How to extract a custom list of entities from a text file?


I have a list of entities which look something like this:

["Bluechoice HMO/POS", "Pathway X HMO/PPO", "HMO", "Indemnity/Traditional Health Plan/Standard"]

It's not the exhaustive list, there are other similar entries.

I want to extract these entities, if present, from a text file (with over 30 pages of information). The crunch here is that this text file is generated using OCR and thus might not contain the exact entries. That is, for example, it might have:

"Out of all the entries the user made, BIueChoise HMOIPOS is the most prominent"

Notice the spelling mistake in "BIueChoise HMOIPOS" w.r.t. "Bluechoice HMO/POS".

I want those entities which are present in the text file even if the corresponding words do not match perfectly.

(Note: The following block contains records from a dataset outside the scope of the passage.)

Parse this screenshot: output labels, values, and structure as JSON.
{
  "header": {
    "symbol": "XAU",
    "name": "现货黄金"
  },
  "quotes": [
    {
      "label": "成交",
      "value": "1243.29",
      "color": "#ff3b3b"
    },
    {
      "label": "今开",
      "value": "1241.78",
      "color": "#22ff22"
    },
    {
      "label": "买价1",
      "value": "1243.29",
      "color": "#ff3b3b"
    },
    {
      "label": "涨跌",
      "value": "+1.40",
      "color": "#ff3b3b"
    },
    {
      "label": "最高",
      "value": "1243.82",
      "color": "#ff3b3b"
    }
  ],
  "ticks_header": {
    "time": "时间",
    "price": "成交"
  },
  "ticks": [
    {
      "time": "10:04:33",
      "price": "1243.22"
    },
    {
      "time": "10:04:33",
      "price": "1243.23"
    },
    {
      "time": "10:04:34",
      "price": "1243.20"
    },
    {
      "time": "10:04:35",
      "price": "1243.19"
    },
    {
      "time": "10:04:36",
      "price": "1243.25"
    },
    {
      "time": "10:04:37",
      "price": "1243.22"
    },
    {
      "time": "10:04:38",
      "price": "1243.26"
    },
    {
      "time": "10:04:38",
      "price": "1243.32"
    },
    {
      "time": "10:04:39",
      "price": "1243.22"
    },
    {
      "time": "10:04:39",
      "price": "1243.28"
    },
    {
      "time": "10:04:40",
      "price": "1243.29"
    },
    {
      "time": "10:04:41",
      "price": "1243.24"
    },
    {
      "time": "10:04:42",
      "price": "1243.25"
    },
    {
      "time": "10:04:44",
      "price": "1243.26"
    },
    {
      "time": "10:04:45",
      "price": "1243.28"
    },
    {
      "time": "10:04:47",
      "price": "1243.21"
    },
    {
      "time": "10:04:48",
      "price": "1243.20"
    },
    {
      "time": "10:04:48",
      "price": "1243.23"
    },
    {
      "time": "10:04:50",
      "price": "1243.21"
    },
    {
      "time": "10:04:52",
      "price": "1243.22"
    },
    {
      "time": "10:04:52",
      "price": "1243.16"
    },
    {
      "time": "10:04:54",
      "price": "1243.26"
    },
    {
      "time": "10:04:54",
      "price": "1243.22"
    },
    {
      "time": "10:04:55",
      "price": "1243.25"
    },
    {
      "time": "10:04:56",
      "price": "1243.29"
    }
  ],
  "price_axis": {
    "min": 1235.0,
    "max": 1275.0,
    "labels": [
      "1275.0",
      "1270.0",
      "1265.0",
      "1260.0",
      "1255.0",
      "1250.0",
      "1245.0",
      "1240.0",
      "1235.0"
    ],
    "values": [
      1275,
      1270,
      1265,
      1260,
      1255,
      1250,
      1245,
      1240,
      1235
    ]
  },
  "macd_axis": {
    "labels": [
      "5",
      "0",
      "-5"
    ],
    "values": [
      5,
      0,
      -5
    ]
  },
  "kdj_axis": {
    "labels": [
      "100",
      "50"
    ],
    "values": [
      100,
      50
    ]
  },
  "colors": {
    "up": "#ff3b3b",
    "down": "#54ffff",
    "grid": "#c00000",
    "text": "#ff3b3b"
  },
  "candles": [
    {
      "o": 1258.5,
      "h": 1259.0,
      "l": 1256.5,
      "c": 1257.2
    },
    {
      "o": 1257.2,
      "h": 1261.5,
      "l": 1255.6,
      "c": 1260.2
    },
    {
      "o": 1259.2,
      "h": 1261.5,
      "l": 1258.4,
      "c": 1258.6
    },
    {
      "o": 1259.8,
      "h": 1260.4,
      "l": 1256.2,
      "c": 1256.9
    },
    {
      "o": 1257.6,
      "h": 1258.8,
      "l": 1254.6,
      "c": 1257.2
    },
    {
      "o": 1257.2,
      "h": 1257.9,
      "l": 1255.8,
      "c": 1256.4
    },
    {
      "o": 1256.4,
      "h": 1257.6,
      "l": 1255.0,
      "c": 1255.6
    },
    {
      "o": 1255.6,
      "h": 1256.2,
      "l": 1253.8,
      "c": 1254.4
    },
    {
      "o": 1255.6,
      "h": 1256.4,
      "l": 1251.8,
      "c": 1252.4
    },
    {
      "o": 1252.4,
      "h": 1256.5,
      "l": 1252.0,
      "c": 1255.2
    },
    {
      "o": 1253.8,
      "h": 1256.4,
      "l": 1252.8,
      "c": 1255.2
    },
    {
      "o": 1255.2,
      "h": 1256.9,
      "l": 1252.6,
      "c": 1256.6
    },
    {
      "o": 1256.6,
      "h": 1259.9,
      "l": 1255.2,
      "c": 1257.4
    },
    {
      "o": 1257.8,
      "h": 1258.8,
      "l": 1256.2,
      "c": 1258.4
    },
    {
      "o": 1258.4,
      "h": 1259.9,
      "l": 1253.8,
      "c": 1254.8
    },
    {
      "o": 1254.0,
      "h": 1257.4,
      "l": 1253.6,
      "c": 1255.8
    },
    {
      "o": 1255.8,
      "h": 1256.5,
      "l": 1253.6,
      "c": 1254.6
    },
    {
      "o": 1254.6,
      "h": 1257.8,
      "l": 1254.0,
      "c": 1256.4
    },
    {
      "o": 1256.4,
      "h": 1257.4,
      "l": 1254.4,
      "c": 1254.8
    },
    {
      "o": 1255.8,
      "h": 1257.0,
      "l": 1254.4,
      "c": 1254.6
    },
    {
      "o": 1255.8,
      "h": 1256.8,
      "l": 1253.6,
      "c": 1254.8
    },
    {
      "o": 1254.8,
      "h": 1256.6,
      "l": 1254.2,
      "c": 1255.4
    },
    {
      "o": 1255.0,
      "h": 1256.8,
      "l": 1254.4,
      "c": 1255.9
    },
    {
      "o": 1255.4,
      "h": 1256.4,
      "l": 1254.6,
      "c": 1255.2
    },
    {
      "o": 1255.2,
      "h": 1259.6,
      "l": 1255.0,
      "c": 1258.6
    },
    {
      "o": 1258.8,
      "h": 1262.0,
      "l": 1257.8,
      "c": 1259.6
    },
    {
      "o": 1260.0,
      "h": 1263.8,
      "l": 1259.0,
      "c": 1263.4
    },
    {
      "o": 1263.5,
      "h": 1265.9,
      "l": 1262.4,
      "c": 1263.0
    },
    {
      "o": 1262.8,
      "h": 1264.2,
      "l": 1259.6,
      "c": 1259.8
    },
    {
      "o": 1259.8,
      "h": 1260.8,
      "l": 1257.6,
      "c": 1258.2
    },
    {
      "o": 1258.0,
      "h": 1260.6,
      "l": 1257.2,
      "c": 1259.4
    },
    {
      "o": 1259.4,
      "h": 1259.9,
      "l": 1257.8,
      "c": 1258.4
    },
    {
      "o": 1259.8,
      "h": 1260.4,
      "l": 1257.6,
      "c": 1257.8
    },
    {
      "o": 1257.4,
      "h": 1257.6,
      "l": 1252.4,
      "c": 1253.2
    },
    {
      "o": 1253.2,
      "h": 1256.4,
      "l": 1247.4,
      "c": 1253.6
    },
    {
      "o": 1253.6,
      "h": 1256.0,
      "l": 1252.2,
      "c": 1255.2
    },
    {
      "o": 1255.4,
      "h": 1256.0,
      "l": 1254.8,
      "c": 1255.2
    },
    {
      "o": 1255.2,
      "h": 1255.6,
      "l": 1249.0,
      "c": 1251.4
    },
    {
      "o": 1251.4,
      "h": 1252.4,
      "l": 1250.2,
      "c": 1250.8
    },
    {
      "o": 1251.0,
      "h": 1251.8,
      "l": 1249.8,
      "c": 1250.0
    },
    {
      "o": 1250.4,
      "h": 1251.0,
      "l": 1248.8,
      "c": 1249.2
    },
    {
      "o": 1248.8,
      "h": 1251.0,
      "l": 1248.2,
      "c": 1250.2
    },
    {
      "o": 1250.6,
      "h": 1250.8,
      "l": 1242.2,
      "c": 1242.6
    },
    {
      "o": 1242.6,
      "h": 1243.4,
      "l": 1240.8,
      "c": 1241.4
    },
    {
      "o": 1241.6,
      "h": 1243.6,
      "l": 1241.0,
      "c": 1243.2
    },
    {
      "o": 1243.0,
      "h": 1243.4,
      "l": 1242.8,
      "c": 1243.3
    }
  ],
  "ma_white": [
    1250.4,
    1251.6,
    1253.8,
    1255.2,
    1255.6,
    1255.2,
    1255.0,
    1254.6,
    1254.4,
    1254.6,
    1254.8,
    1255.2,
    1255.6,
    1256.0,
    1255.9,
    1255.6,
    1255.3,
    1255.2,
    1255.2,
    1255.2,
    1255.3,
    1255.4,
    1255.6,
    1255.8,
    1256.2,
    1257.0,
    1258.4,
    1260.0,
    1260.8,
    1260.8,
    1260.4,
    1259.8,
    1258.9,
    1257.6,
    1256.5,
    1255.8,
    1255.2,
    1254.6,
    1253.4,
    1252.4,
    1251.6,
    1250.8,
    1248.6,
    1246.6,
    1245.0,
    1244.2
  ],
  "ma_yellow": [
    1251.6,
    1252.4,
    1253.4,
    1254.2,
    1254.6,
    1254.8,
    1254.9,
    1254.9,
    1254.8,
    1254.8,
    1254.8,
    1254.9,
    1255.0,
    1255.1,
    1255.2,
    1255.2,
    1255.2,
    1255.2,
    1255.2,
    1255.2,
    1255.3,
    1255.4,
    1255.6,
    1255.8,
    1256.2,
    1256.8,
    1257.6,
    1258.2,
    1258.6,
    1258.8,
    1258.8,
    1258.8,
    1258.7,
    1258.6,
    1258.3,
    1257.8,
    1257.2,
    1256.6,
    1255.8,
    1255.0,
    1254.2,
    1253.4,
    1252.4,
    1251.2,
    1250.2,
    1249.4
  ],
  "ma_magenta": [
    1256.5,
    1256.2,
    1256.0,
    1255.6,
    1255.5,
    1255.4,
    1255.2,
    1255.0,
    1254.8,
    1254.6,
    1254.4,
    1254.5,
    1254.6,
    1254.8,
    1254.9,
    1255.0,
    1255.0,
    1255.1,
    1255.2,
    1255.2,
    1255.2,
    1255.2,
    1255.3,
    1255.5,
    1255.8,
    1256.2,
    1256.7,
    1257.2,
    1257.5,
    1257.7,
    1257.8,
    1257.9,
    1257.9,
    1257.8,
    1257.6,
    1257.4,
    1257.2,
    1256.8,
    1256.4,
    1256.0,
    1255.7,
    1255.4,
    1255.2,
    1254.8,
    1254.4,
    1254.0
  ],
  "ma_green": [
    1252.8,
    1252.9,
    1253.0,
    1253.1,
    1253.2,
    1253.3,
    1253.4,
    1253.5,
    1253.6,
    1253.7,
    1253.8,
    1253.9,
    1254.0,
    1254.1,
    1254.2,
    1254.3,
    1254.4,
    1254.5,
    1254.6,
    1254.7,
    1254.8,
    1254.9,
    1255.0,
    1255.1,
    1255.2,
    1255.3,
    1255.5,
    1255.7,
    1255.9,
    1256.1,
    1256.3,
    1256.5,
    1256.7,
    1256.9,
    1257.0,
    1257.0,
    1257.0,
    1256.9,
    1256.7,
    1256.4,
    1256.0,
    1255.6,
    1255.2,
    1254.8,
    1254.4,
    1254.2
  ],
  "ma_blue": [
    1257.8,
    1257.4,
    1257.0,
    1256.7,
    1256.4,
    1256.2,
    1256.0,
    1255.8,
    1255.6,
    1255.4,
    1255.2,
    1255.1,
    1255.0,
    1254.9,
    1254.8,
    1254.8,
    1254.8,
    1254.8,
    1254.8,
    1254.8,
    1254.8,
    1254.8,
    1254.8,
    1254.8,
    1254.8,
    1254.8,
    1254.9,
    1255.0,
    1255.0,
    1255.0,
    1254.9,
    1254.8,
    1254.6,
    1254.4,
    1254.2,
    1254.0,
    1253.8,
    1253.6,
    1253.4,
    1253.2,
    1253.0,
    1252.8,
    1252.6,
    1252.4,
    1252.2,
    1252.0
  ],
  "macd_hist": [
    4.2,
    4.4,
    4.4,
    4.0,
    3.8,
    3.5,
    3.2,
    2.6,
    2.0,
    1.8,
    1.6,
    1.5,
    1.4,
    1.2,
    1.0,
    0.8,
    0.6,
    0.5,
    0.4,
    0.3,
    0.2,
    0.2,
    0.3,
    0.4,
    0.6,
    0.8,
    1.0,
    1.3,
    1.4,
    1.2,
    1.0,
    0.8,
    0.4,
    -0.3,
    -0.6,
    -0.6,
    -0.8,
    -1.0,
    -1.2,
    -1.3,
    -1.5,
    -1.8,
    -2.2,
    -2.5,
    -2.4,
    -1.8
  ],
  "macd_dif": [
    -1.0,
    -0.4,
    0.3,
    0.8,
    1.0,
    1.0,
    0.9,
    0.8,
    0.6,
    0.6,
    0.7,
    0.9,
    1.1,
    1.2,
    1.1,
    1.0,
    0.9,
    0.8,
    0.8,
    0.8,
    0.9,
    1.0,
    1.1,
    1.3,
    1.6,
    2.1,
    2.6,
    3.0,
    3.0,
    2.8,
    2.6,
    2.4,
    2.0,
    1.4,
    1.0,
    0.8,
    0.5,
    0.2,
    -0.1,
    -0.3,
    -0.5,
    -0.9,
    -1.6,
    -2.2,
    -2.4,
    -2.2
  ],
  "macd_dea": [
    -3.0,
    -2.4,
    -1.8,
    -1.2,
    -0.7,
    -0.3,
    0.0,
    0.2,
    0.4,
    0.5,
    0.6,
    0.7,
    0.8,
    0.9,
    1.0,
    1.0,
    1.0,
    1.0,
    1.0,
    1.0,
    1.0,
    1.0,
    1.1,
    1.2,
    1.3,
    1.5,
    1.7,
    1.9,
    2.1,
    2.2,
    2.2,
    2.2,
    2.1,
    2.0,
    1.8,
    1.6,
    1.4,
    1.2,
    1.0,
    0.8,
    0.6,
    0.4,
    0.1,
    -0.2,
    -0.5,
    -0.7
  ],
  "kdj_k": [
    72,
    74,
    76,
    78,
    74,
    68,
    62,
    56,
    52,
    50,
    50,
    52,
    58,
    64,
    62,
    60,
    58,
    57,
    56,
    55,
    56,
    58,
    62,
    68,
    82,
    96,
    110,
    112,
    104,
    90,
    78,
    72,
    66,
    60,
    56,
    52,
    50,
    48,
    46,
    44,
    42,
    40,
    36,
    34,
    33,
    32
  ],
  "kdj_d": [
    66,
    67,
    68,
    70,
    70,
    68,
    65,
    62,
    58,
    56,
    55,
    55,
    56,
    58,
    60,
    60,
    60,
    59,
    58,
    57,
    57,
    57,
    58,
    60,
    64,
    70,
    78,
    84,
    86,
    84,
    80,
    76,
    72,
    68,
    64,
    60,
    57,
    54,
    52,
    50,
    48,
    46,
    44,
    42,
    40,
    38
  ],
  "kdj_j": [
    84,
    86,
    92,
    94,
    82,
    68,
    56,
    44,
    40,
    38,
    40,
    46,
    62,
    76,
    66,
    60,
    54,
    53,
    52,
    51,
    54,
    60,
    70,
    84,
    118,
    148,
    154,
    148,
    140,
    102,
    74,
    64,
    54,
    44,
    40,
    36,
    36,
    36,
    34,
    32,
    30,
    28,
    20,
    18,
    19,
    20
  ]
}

Any help, be it an algorithm or an approach, is welcomed. Thanks a lot!


Solution

  • You can do this by using algorithms that can approximately match strings and determine how similar they are, like Levenshtein distance, Hamming distance, Cosine similarity, and many more.

    textdistance is a module that has a wide range of such algorithms present that you can use. Check about it here.

    I had similar problem that I solved using textdistance by picking substrings from the textfile of length equal to the string I needed to search/extract, and then use one of the algorithms to see which one solves my problem. For me it was the cosine similarity which gave me the best results when I filtered out strings that fuzzy matched above 75%.

    Taking "Bluechoice HMO/POS" from your question as an example to give you an idea, I applied it like below:

    >>> import textdistance
    >>>
    >>> search_strg = "Bluechoice HMO/POS"
    >>> text_file_strg = "Out of all the entries the user made, BIueChoise HMOIPOS is the most prominent"
    >>>
    >>> extracted_strgs = []
    >>> for substr in [text_file_strg[i:i+len(search_strg)] for i in range(0,len(text_file_strg) - len(search_strg)+1)]:
    ...     if textdistance.cosine(substr, search_strg) > 0.75:
    ...             extracted_strgs.append(substr)
    ... 
    >>> extracted_strgs
    ['BIueChoise HMOIPOS']